Disnakeswan Tubaba mengajak peternak memanfaatkan program inseminasi buatan kambing gratis untuk meningkatkan kualitas genetik, produktivitas, dan nilai ekonomi ternak.

Disnakeswan Tubaba Ajak Peternak Manfaatkan IB Kambing Gratis
Kepala Bidang Pembibitan dan Produksi, Ryan Ardhika | Foto: Isti

TULANGBAWANG BARAT – Dinas Peternakan dan Kesehatan Hewan (Disnakeswan) Kabupaten Tulangbawang Barat (Tubaba), Lampung, mengajak peternak memanfaatkan layanan inseminasi buatan (IB) kambing gratis untuk meningkatkan kualitas genetik dan produktivitas ternak.

Pelaksana Tugas (Plt) Kepala Disnakeswan Tubaba melalui Kepala Bidang Pembibitan dan Produksi, Ryan Ardhika, mengatakan realisasi program hingga akhir Juni 2026 baru mencapai sekitar 5.000 dosis atau 30 persen dari target 16.000 dosis tahun ini.

"Kami berharap partisipasi peternak terus meningkat. Kemungkinan masih banyak yang belum mengetahui adanya layanan IB kambing gratis ini. Karena itu kami mengajak seluruh peternak memanfaatkan program tersebut," kata Ryan, Rabu (8/7/2026).

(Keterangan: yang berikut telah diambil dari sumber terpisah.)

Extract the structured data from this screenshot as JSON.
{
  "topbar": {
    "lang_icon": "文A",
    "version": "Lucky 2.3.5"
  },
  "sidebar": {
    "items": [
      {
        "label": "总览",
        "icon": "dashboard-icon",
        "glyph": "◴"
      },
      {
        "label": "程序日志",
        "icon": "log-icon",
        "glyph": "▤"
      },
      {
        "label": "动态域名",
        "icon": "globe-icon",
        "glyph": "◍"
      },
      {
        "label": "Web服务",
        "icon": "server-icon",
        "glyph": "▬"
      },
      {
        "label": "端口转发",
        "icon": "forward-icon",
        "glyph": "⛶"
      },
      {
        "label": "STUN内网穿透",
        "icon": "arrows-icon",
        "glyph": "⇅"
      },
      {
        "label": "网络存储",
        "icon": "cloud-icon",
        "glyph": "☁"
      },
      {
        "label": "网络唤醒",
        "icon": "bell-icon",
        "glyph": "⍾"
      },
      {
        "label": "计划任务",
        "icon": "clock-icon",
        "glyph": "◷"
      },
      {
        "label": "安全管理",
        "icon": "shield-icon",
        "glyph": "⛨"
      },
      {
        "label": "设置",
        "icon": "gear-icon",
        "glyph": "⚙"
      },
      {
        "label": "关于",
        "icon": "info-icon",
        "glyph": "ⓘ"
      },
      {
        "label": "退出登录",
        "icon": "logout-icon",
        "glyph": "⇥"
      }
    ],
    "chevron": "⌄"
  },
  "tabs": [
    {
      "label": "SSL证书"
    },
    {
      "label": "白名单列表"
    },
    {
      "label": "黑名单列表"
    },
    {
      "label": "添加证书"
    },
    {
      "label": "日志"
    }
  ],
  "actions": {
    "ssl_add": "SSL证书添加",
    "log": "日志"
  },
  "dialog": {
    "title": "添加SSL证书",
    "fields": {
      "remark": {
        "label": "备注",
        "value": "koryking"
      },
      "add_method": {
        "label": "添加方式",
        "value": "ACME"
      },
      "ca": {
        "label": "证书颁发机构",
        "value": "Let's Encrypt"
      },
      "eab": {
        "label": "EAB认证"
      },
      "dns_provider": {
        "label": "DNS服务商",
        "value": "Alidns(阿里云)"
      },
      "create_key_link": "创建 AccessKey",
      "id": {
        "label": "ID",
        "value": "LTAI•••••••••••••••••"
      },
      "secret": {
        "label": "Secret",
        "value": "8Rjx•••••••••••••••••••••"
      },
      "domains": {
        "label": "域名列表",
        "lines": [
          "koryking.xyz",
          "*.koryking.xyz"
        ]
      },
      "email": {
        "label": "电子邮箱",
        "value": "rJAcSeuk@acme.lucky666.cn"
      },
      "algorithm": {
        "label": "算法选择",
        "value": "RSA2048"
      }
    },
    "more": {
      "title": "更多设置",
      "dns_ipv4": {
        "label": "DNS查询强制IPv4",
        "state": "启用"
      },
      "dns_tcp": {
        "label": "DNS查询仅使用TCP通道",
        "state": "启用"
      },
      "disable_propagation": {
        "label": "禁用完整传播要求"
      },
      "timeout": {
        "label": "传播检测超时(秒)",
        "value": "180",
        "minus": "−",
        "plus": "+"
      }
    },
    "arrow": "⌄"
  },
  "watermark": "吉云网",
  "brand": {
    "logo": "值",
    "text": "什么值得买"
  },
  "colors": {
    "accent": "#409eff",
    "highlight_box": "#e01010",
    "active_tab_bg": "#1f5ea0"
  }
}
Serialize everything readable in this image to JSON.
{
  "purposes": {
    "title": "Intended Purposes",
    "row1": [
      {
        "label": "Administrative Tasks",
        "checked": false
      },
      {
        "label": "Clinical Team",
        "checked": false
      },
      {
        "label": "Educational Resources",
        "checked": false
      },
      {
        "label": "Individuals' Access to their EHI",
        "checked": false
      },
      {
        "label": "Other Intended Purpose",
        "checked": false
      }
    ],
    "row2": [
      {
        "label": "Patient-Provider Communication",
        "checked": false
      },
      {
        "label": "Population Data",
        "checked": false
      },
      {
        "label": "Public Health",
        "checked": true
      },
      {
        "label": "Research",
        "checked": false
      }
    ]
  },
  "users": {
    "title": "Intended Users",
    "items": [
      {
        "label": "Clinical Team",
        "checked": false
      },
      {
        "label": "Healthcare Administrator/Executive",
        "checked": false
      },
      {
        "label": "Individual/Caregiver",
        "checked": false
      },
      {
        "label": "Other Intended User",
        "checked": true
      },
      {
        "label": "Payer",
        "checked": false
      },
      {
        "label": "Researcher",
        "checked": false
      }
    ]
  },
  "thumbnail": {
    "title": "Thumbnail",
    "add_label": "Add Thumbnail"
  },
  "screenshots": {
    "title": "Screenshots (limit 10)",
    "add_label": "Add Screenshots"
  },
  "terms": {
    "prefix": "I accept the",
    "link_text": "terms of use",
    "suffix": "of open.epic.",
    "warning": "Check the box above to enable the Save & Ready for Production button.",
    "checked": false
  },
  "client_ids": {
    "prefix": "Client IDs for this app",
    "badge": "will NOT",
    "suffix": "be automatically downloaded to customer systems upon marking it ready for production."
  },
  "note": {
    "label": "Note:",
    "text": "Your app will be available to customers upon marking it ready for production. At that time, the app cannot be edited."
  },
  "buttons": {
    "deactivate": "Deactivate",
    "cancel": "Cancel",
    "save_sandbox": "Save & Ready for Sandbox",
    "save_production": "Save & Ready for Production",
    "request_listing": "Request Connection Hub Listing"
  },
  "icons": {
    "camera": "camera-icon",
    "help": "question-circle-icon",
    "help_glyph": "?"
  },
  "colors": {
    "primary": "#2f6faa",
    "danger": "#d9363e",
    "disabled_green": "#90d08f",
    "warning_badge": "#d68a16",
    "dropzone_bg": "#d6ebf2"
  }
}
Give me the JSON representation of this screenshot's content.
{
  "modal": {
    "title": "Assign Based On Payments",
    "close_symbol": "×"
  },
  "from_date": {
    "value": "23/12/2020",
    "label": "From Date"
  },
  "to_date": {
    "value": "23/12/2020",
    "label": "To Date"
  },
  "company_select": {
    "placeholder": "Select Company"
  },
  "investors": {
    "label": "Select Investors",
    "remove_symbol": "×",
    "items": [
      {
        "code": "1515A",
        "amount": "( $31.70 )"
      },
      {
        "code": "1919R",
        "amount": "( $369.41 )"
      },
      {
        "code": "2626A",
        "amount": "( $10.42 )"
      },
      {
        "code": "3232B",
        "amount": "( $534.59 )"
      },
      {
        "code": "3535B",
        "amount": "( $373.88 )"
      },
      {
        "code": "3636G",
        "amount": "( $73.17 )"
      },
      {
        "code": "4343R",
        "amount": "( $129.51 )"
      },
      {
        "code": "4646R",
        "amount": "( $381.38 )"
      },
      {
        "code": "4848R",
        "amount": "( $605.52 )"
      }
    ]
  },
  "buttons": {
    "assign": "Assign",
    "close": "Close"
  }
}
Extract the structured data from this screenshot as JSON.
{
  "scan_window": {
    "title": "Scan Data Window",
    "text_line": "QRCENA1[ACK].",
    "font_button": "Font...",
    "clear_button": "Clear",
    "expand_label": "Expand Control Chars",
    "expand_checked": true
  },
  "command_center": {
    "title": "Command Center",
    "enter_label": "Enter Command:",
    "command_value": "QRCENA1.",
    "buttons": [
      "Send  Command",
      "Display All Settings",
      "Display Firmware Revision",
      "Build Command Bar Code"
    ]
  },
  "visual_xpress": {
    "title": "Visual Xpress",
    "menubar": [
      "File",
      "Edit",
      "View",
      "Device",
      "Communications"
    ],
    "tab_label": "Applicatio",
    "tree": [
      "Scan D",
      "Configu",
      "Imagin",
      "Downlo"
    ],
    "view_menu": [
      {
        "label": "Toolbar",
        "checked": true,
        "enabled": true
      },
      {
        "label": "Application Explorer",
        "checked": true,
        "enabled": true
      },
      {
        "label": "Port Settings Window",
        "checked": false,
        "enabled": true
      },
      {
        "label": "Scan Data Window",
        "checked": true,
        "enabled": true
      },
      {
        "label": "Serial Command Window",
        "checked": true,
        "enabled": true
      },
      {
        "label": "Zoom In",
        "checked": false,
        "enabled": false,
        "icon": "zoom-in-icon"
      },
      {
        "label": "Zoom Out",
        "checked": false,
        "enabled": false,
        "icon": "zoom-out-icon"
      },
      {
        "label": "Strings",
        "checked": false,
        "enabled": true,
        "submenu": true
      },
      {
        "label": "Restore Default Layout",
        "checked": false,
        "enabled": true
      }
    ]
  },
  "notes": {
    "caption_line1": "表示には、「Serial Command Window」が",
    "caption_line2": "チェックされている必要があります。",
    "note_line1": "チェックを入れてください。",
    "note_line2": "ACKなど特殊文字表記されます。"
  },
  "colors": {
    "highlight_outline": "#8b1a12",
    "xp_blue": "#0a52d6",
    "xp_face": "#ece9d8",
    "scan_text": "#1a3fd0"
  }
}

Menurutnya, inseminasi buatan menjadi salah satu strategi meningkatkan mutu genetik kambing sehingga menghasilkan ternak yang lebih produktif dan memiliki nilai jual lebih tinggi.

Ryan menjelaskan, perkawinan alami berisiko menimbulkan perkawinan sedarah (inbreeding) yang dapat menurunkan kualitas genetik, menghambat pertumbuhan, hingga meningkatkan risiko cacat pada keturunan.

"Melalui inseminasi buatan, risiko tersebut dapat diminimalkan sehingga kualitas keturunan menjadi lebih baik dan lebih produktif," ujarnya.

Ia mengatakan rendahnya capaian program saat ini bukan disebabkan keterbatasan semen beku maupun tenaga inseminator, melainkan masih minimnya permintaan dari peternak.

Disnakeswan Tubaba menyediakan dua jenis bibit unggul, yakni kambing Peranakan Etawa (PE) dan Boer, yang berasal dari pejantan full blood. Semen beku yang digunakan dipasok dari Balai Inseminasi Buatan (BIB) Singosari dan telah memenuhi Standar Nasional Indonesia (SNI).

Pemerintah daerah berharap program tersebut dapat meningkatkan populasi kambing unggul, memperkuat produktivitas peternakan, serta meningkatkan pendapatan peternak di Kabupaten Tulangbawang Barat.